You have to question whether any technology research that is based on 7 year old data is worthwhile
Yeah, it might be able to be questioned, but the 1998 PageRank paper is still the authority; everything published in this field is based on it.
More current research based on PageRank was published by folks from Stanford and Yahoo as recently as two months ago, see Link Spam Detection Based on Mass Estimation [www-db.stanford.edu] (pdf). I tend to doubt that these folks would spin their wheels by basing research on an outdated paper.
I've never been satisfied that PR calculation would vary according to keywords/content as some have suggested. Mathematically that doesn't make enough sense - PageRank is natively independent of the page's topic.
It can be perturbed in many ways.
You also have to take into account the fact that the graph is anything but complete let alone well connected.
Just look at the effects that can be caused by a duplicated site sitting off by itself maybe linked to only by a couple of links to what would not be considered by the site owner as being part of the site.
AKA the www/non-www problem or any other graph created by a server response of 200 to googlebot request for a page that isn't part of a sites natural graph.
Pagerank and SEM overall is not just math, it is of course linguistics, heuristics, etc. as well.
PageRank is "just math". There is no linguistics or heuristics at least by the definition in the original paper. Read section 2.4 Definition of PageRank in "The PageRank Citation Ranking: Bringing Order to the Web".
You have to question whether any technology research that is based on 7 year old data is worthwhile.
It's certainly worthwhile to try to determine and state why the PageRank mathematical model doesn't work. Finding and correcting perceived errors in ongoing research is a major reason for citation, writing papers, academic publishing and peer review. Those errors can be cited, avoided, and the model improved on by other researchers who are applying PageRank-like algorithms to their own research.

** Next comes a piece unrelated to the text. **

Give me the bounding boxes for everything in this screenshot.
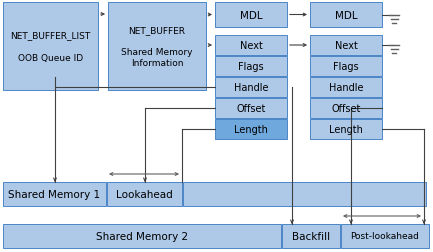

One should always been careful when quoting papers which haven't passed a review process.
PageRank is "just math". There is no linguistics or heuristics at least by the definition in the original paper.
These guys are essentially looking at a car tire, and saying 'this piece of rubber cannot possibly transport people effectively', out of the context that when the tire is attached to the car things work a little better.